Humana Gold Plus SNP-DE H1036-314 (HMO D-SNP) covers Dialysis Services with no copay and no coinsurance. Prior authorization and a referral are required to receive these covered services.

Medical Equipment See details

Humana Gold Plus SNP-DE H1036-314 (HMO D-SNP) covers medical equipment, including durable medical equipment (DME), prosthetics, medical supplies, and diabetic equipment, with no copay and no coinsurance. Prior authorization is required for these covered items, and diabetic supplies are limited to specified manufacturers.

Diagnostic and Radiological Services See details

Humana Gold Plus SNP-DE H1036-314 (HMO D-SNP) covers diagnostic and radiological services, including lab work, tests, and X-rays, with no copay and no coinsurance. Prior authorization and referrals are required to access these benefits.

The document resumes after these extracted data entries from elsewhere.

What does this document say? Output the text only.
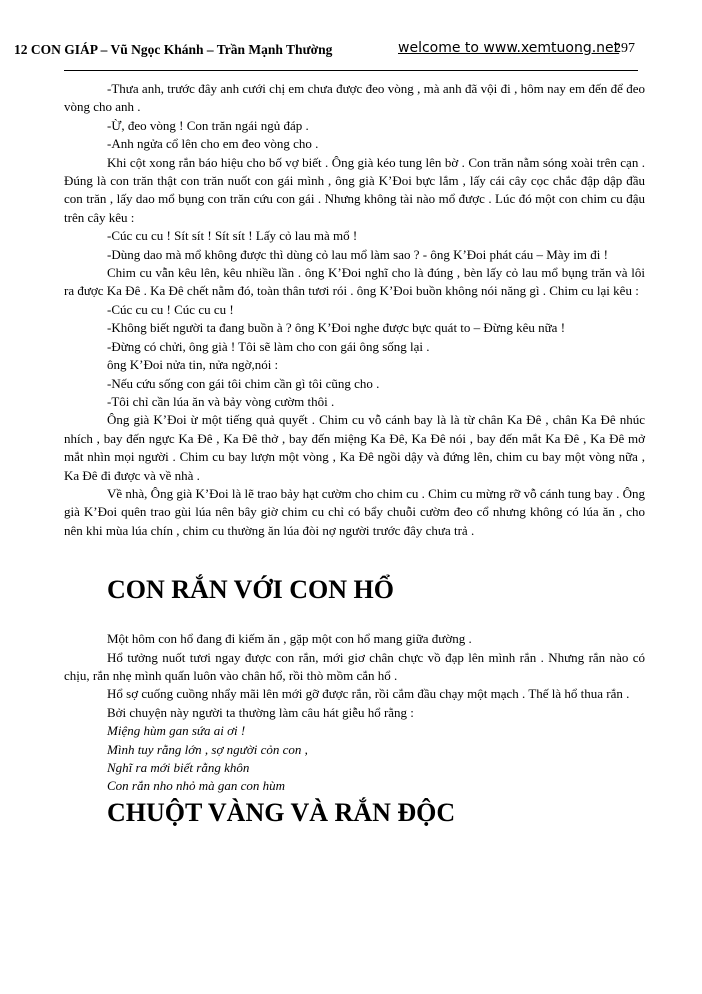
12 CON GIÁP – Vũ Ngọc Khánh – Trần Mạnh Thường	welcome to www.xemtuong.net
297

-Thưa anh, trước đây anh cưới chị em chưa được đeo vòng , mà anh đã vội đi , hôm nay em đến để đeo vòng cho anh .

-Ừ, đeo vòng ! Con trăn ngái ngủ đáp .

-Anh ngửa cổ lên cho em đeo vòng cho .

Khi cột xong rắn báo hiệu cho bố vợ biết . Ông già kéo tung lên bờ . Con trăn nằm sóng xoài trên cạn . Đúng là con trăn thật con trăn nuốt con gái mình , ông già K’Đoi bực lắm , lấy cái cây cọc chắc đập dập đầu con trăn , lấy dao mổ bụng con trăn cứu con gái . Nhưng không tài nào mổ được . Lúc đó một con chim cu đậu trên cây kêu :

-Cúc cu cu ! Sít sít ! Sít sít ! Lấy cỏ lau mà mổ !

-Dùng dao mà mổ không được thì dùng cỏ lau mổ làm sao ? - ông K’Đoi phát cáu – Mày im đi !

Chim cu vẫn kêu lên, kêu nhiều lần . ông K’Đoi nghĩ cho là đúng , bèn lấy cỏ lau mổ bụng trăn và lôi ra được Ka Đê . Ka Đê chết nằm đó, toàn thân tươi rói . ông K’Đoi buồn không nói năng gì . Chim cu lại kêu :

-Cúc cu cu ! Cúc cu cu !

-Không biết người ta đang buồn à ? ông K’Đoi nghe được bực quát to – Đừng kêu nữa !

-Đừng có chửi, ông già ! Tôi sẽ làm cho con gái ông sống lại .

ông K’Đoi nửa tin, nửa ngờ,nói :

-Nếu cứu sống con gái tôi chim cần gì tôi cũng cho .

-Tôi chỉ cần lúa ăn và bảy vòng cườm thôi .

Ông già K’Đoi ừ một tiếng quả quyết . Chim cu vỗ cánh bay là là từ chân Ka Đê , chân Ka Đê nhúc nhích , bay đến ngực Ka Đê , Ka Đê thở , bay đến miệng Ka Đê, Ka Đê nói , bay đến mắt Ka Đê , Ka Đê mở mắt nhìn mọi người . Chim cu bay lượn một vòng , Ka Đê ngồi dậy và đứng lên, chim cu bay một vòng nữa , Ka Đê đi được và về nhà .

Về nhà, Ông già K’Đoi là lẽ trao bảy hạt cườm cho chim cu . Chim cu mừng rỡ vỗ cánh tung bay . Ông già K’Đoi quên trao gùi lúa nên bây giờ chim cu chỉ có bẩy chuỗi cườm đeo cổ nhưng không có lúa ăn , cho nên khi mùa lúa chín , chim cu thường ăn lúa đòi nợ người trước đây chưa trả .

CON RẮN VỚI CON HỔ

Một hôm con hổ đang đi kiếm ăn , gặp một con hổ mang giữa đường .

Hổ tưởng nuốt tươi ngay được con rắn, mới giơ chân chực vồ đạp lên mình rắn . Nhưng rắn nào có chịu, rắn nhẹ mình quấn luôn vào chân hổ, rồi thò mồm cắn hổ .

Hổ sợ cuống cuồng nhẩy mãi lên mới gỡ được rắn, rồi cắm đầu chạy một mạch . Thế là hổ thua rắn .

Bởi chuyện này người ta thường làm câu hát giễu hổ rằng :

Miệng hùm gan sứa ai ơi !

Mình tuy rằng lớn , sợ người cỏn con ,

Nghĩ ra mới biết rằng khôn

Con rắn nho nhỏ mà gan con hùm

CHUỘT VÀNG VÀ RẮN ĐỘC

Home Health Services See details

Humana Gold Plus SNP-DE H1036-314 (HMO D-SNP) covers home health services with no copay and no coinsurance. Both prior authorization and a referral are required to access this benefit.

Cardiac Rehabilitation Services See details

Cardiac rehabilitation services are covered by Humana Gold Plus SNP-DE H1036-314 (HMO D-SNP) with no copay and no coinsurance, although some services are covered while standard cardiac, intensive cardiac, pulmonary, and SET for PAD rehabilitation services are not covered.

Skilled Nursing Facility (SNF) See details

Humana Gold Plus SNP-DE H1036-314 (HMO D-SNP) covers Skilled Nursing Facility (SNF) services for days 1 through 100 with no copay and no coinsurance, though prior authorization is required. This benefit does not require a prior three-day inpatient hospital stay, but additional days beyond the standard Medicare-covered limit are not covered.

Other Services See details

Humana Gold Plus SNP-DE H1036-314 (HMO D-SNP) covers acupuncture, over-the-counter items, and meal benefits with no copay and no coinsurance. Prior authorization is required for acupuncture, which is limited to 25 treatments yearly, and meal benefits, while over-the-counter items are accessed via reimbursement.